The broader Palestine Liberation Organization (PLO), which also includes left-wing factions less sympathetic towards a compromise, said it was also drawing up a formal response to Kerry's proposals.
Palestinian member of parliament Mustafa Barghuti said "most factions" within the PLO had rejected Kerry's proposal.
"It is appropriate and encouraging that there is such a serious debate about these issues," a senior State Department official had said in a statement in the early hours of Friday morning.
While Washington understood that "there are many strongly held views and appreciate efforts to find a basis to move forward," the top US diplomat would go ahead with plans to leave on Friday, the official added.
"During the leadership meeting . . . most of the Palestinian factions . . . rejected restarting peace talks based on Kerry's proposals," Barghuti said.
PLO executive committee member Wasel Abu Yusef said the Palestinian leadership had "decided to form a committee to respond to Kerry's proposals."
"Kerry did not present guarantees to stop settlement building, nor base [peace talks] on 1967 borders," he said.
Kerry's plan would have seen Israel, now ruled by a coalition that has tilted sharply to the right after elections early this year, make only a tacit commitment to slow settlement construction in the occupied territories, not the publicly announced freeze long demanded by Abbas.
On Wednesday, the U.S. envoy had expressed cautious optimism that he was making progress towards a deal to restart talks after his proposals were endorsed by Arab League chief Nabil al-Arabi and senior Gulf Arab diplomats.
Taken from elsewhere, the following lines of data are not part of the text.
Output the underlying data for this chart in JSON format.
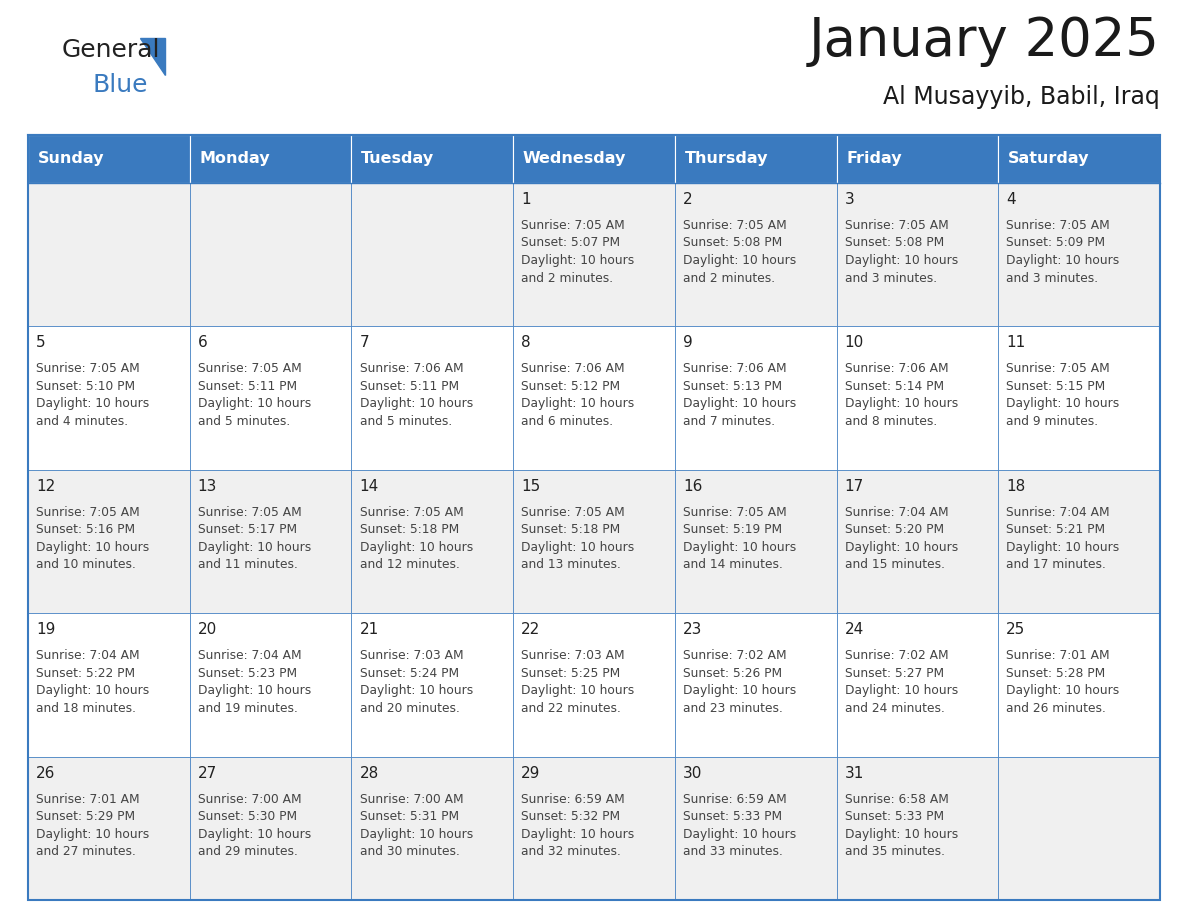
{
  "title": "January 2025",
  "subtitle": "Al Musayyib, Babil, Iraq",
  "days_of_week": [
    "Sunday",
    "Monday",
    "Tuesday",
    "Wednesday",
    "Thursday",
    "Friday",
    "Saturday"
  ],
  "header_bg": "#3a7abf",
  "header_text_color": "#ffffff",
  "cell_bg_odd": "#f0f0f0",
  "cell_bg_even": "#ffffff",
  "border_color": "#3a7abf",
  "text_color": "#444444",
  "day_num_color": "#222222",
  "calendar_data": [
    [
      null,
      null,
      null,
      {
        "day": 1,
        "sunrise": "7:05 AM",
        "sunset": "5:07 PM",
        "dl1": "Daylight: 10 hours",
        "dl2": "and 2 minutes."
      },
      {
        "day": 2,
        "sunrise": "7:05 AM",
        "sunset": "5:08 PM",
        "dl1": "Daylight: 10 hours",
        "dl2": "and 2 minutes."
      },
      {
        "day": 3,
        "sunrise": "7:05 AM",
        "sunset": "5:08 PM",
        "dl1": "Daylight: 10 hours",
        "dl2": "and 3 minutes."
      },
      {
        "day": 4,
        "sunrise": "7:05 AM",
        "sunset": "5:09 PM",
        "dl1": "Daylight: 10 hours",
        "dl2": "and 3 minutes."
      }
    ],
    [
      {
        "day": 5,
        "sunrise": "7:05 AM",
        "sunset": "5:10 PM",
        "dl1": "Daylight: 10 hours",
        "dl2": "and 4 minutes."
      },
      {
        "day": 6,
        "sunrise": "7:05 AM",
        "sunset": "5:11 PM",
        "dl1": "Daylight: 10 hours",
        "dl2": "and 5 minutes."
      },
      {
        "day": 7,
        "sunrise": "7:06 AM",
        "sunset": "5:11 PM",
        "dl1": "Daylight: 10 hours",
        "dl2": "and 5 minutes."
      },
      {
        "day": 8,
        "sunrise": "7:06 AM",
        "sunset": "5:12 PM",
        "dl1": "Daylight: 10 hours",
        "dl2": "and 6 minutes."
      },
      {
        "day": 9,
        "sunrise": "7:06 AM",
        "sunset": "5:13 PM",
        "dl1": "Daylight: 10 hours",
        "dl2": "and 7 minutes."
      },
      {
        "day": 10,
        "sunrise": "7:06 AM",
        "sunset": "5:14 PM",
        "dl1": "Daylight: 10 hours",
        "dl2": "and 8 minutes."
      },
      {
        "day": 11,
        "sunrise": "7:05 AM",
        "sunset": "5:15 PM",
        "dl1": "Daylight: 10 hours",
        "dl2": "and 9 minutes."
      }
    ],
    [
      {
        "day": 12,
        "sunrise": "7:05 AM",
        "sunset": "5:16 PM",
        "dl1": "Daylight: 10 hours",
        "dl2": "and 10 minutes."
      },
      {
        "day": 13,
        "sunrise": "7:05 AM",
        "sunset": "5:17 PM",
        "dl1": "Daylight: 10 hours",
        "dl2": "and 11 minutes."
      },
      {
        "day": 14,
        "sunrise": "7:05 AM",
        "sunset": "5:18 PM",
        "dl1": "Daylight: 10 hours",
        "dl2": "and 12 minutes."
      },
      {
        "day": 15,
        "sunrise": "7:05 AM",
        "sunset": "5:18 PM",
        "dl1": "Daylight: 10 hours",
        "dl2": "and 13 minutes."
      },
      {
        "day": 16,
        "sunrise": "7:05 AM",
        "sunset": "5:19 PM",
        "dl1": "Daylight: 10 hours",
        "dl2": "and 14 minutes."
      },
      {
        "day": 17,
        "sunrise": "7:04 AM",
        "sunset": "5:20 PM",
        "dl1": "Daylight: 10 hours",
        "dl2": "and 15 minutes."
      },
      {
        "day": 18,
        "sunrise": "7:04 AM",
        "sunset": "5:21 PM",
        "dl1": "Daylight: 10 hours",
        "dl2": "and 17 minutes."
      }
    ],
    [
      {
        "day": 19,
        "sunrise": "7:04 AM",
        "sunset": "5:22 PM",
        "dl1": "Daylight: 10 hours",
        "dl2": "and 18 minutes."
      },
      {
        "day": 20,
        "sunrise": "7:04 AM",
        "sunset": "5:23 PM",
        "dl1": "Daylight: 10 hours",
        "dl2": "and 19 minutes."
      },
      {
        "day": 21,
        "sunrise": "7:03 AM",
        "sunset": "5:24 PM",
        "dl1": "Daylight: 10 hours",
        "dl2": "and 20 minutes."
      },
      {
        "day": 22,
        "sunrise": "7:03 AM",
        "sunset": "5:25 PM",
        "dl1": "Daylight: 10 hours",
        "dl2": "and 22 minutes."
      },
      {
        "day": 23,
        "sunrise": "7:02 AM",
        "sunset": "5:26 PM",
        "dl1": "Daylight: 10 hours",
        "dl2": "and 23 minutes."
      },
      {
        "day": 24,
        "sunrise": "7:02 AM",
        "sunset": "5:27 PM",
        "dl1": "Daylight: 10 hours",
        "dl2": "and 24 minutes."
      },
      {
        "day": 25,
        "sunrise": "7:01 AM",
        "sunset": "5:28 PM",
        "dl1": "Daylight: 10 hours",
        "dl2": "and 26 minutes."
      }
    ],
    [
      {
        "day": 26,
        "sunrise": "7:01 AM",
        "sunset": "5:29 PM",
        "dl1": "Daylight: 10 hours",
        "dl2": "and 27 minutes."
      },
      {
        "day": 27,
        "sunrise": "7:00 AM",
        "sunset": "5:30 PM",
        "dl1": "Daylight: 10 hours",
        "dl2": "and 29 minutes."
      },
      {
        "day": 28,
        "sunrise": "7:00 AM",
        "sunset": "5:31 PM",
        "dl1": "Daylight: 10 hours",
        "dl2": "and 30 minutes."
      },
      {
        "day": 29,
        "sunrise": "6:59 AM",
        "sunset": "5:32 PM",
        "dl1": "Daylight: 10 hours",
        "dl2": "and 32 minutes."
      },
      {
        "day": 30,
        "sunrise": "6:59 AM",
        "sunset": "5:33 PM",
        "dl1": "Daylight: 10 hours",
        "dl2": "and 33 minutes."
      },
      {
        "day": 31,
        "sunrise": "6:58 AM",
        "sunset": "5:33 PM",
        "dl1": "Daylight: 10 hours",
        "dl2": "and 35 minutes."
      },
      null
    ]
  ],
  "logo_general_color": "#222222",
  "logo_blue_color": "#3a7abf",
  "logo_triangle_color": "#3a7abf"
}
But even he had acknowledged that there were still differences over "the language" governing any resumption of talks.
A senior Fatah official said the party wanted changes to what Abbas had agreed.
"Fatah wants to make some alterations to Kerry's plan . . . because the proposed ideas are not encouraging for a return to negotiations," said the official, speaking on condition of anonymity.
The announcement came after two rounds of intensive talks in Amman between Kerry and Abbas, who is also Fatah leader.
It was Kerry's sixth visit to the region since he took office in February, to try to broker a compromise to resume direct negotiations.
President Barack Obama on Thursday urged Israeli Prime Minister Benjamin Netanyahu to resume negotiations with the Palestinians "as soon as possible," the White House said.
"The president encouraged Prime Minister Netanyahu to continue to work with Secretary Kerry to resume negotiations with the Palestinians as soon as possible," the White House said in a statement, after the two leaders spoke by telephone.
Kerry on Wednesday had been hopeful of progress.
"Through hard and deliberate, patient work, and most importantly through quiet work, we have been able to narrow those gaps very significantly," he told reporters. "We continue to get closer and I continue to be hopeful that the two sides will come to sit at the same table."
Kerry's latest peace bid came against the backdrop of Israeli anger at new European Union guidelines for its 28 member states that will block all funding of, or dealings with, Jewish settlements in the occupied West Bank, including annexed east Jerusalem.
Netanyahu on Wednesday called Kerry and warned the European Union (EU) was "damaging efforts to restart the talks."
The EU office in Israel said on Thursday it was ready to negotiate with Israel regarding their planned entry into force from January 1 next year.